Au-delà des allusions rock’n’roll, on sent chez le metteur en scène, plus flagrant que chez d’autres de ses confrères peut-être, un désir de plaire, de susciter l’adhésion des spectateurs et d’estomper cette distance qui sépare le public des comédiens. Comme il le dit lui-même : « Parfois, j’ai envie de rencontrer le plus large public possible. J’ai envie de faire souffler l’esprit de fantaisie que doit recéler tout théâtre sur la multitude de nos spectateurs adorés, mais en les plongeant à cœur joie dans leurs perplexités et leurs passions, en « les harponnant à l’hameçon de l’amour », comme dit Shakespeare. » A maintes reprises, les acteurs s’adressent directement au public pour aviver sa complicité : « C’est une comédienne, elle ne s’appelle pas Viola mais Bénédicte en réalité. »
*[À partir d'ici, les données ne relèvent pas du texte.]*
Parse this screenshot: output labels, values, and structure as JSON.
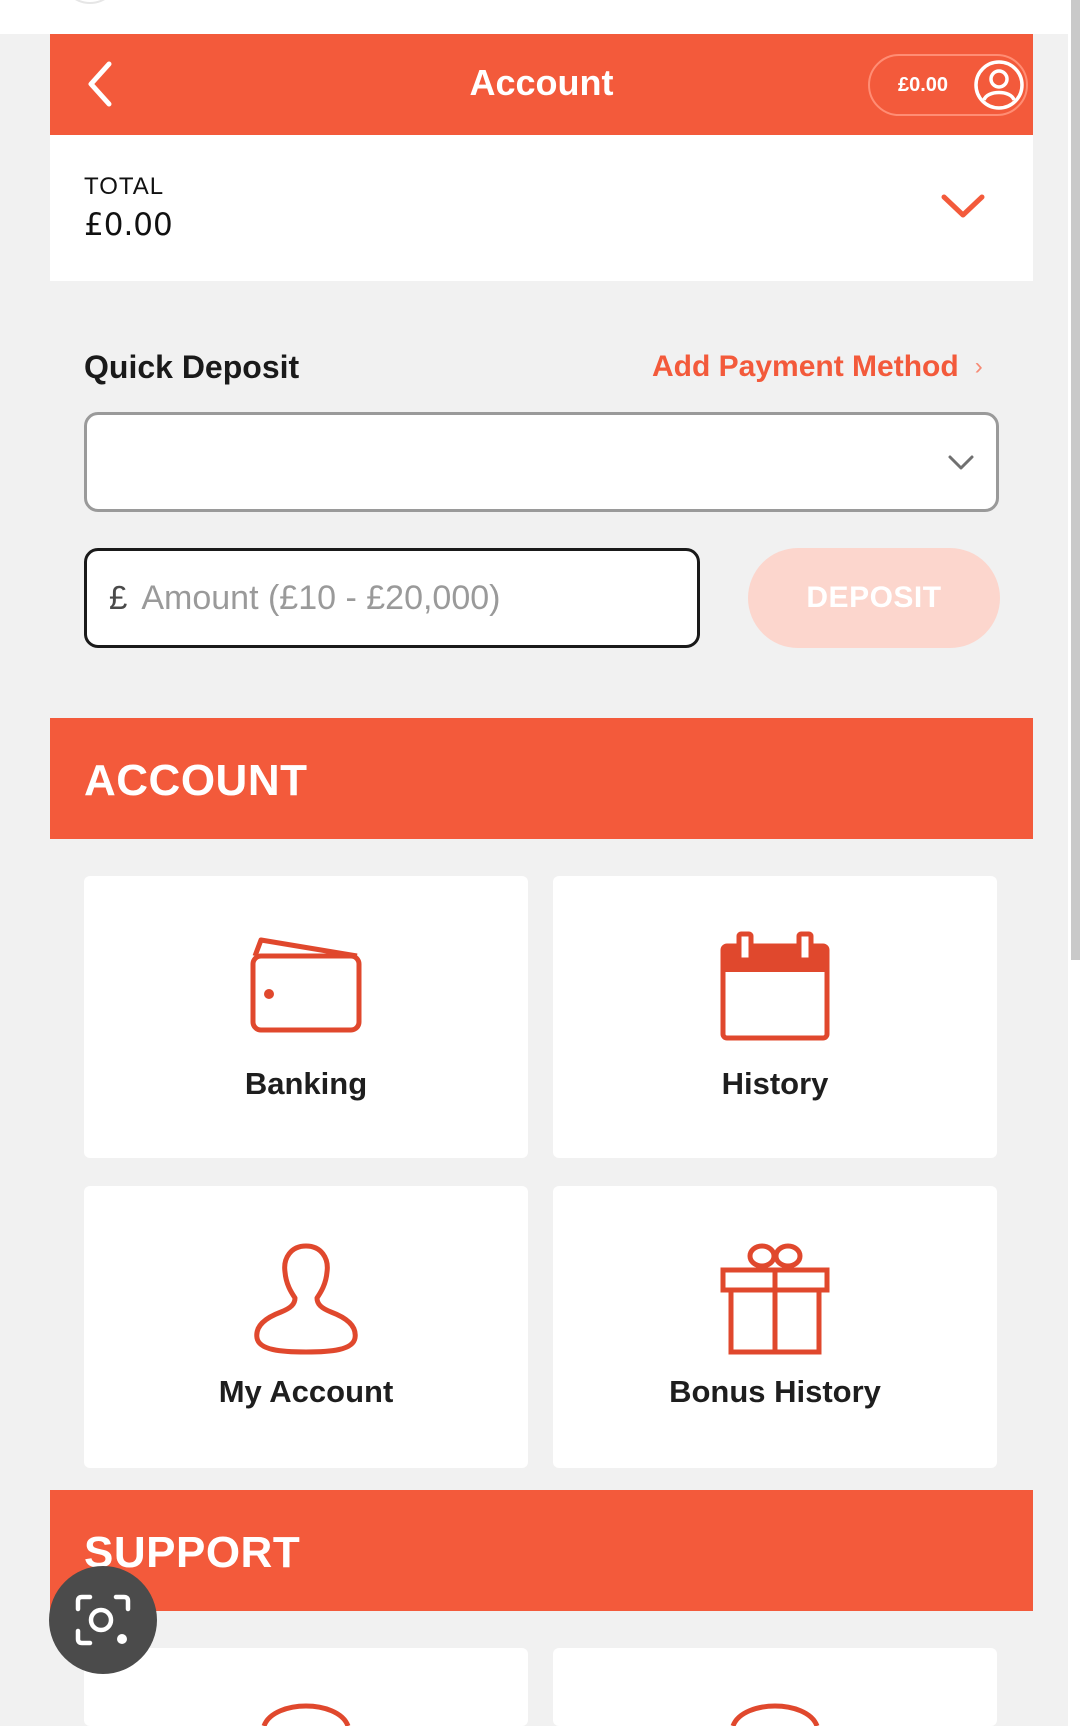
{
  "header": {
    "title": "Account",
    "balance": "£0.00",
    "back_icon": "chevron-left-icon",
    "avatar_icon": "user-avatar-icon"
  },
  "total": {
    "label": "TOTAL",
    "value": "£0.00",
    "toggle_icon": "chevron-down-icon"
  },
  "quick_deposit": {
    "label": "Quick Deposit",
    "add_payment": "Add Payment Method",
    "add_payment_chevron": "›",
    "select_value": "",
    "currency": "£",
    "amount_placeholder": "Amount (£10 - £20,000)",
    "deposit_label": "DEPOSIT"
  },
  "account_section": {
    "title": "ACCOUNT",
    "tiles": [
      {
        "label": "Banking",
        "icon": "wallet-icon"
      },
      {
        "label": "History",
        "icon": "calendar-icon"
      },
      {
        "label": "My Account",
        "icon": "user-icon"
      },
      {
        "label": "Bonus History",
        "icon": "gift-icon"
      }
    ]
  },
  "support_section": {
    "title": "SUPPORT"
  },
  "colors": {
    "brand": "#f35a3b",
    "background": "#f1f1f1",
    "deposit_disabled": "#fcd6cd"
  }
}
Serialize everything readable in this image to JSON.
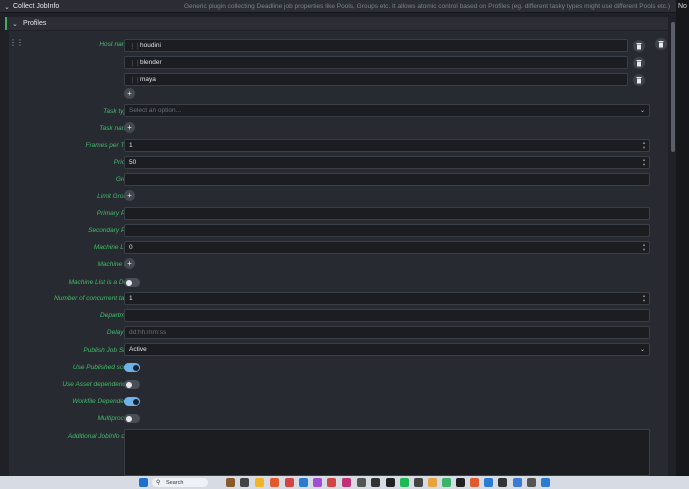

En tout cas, Jean-Michel Rabeux réussit un spectacle truculent qui abonde en formules désopilantes. En parfait équilibriste, il réussit à déjouer les pièges du trash et du bassement vulgaire dans lesquels tombent régulièrement ceux qui ambitionnent de mettre en scène, dans un style résolument contemporain, une œuvre classique tout en convoitant les vivats de l’assistance. Les comédiens y débordent d’énergie et réussissent le pari de communiquer leur dynamisme et leur gaieté à la salle. Ces 2h20 glissent telle une fraction de seconde pour une foule pliée constamment en deux et ravie de ce spectacle audacieux et déjanté.

Gaëlle Matoiri

« La nuit des rois », d’après William Shakespeare – Adaptation et mise en scène de Jean-Michel Rabeux. Jusqu’au 3 avril. Tarif : de 9 à 25 euros. MC93, 1 boulevard Lénine 93000 Bobigny. Métro ligne 5, station Bobigny-Pablo Picasso ou tramway ligne Saint-Denis Bobigny, station Hôtel de Ville Maison de la Culture.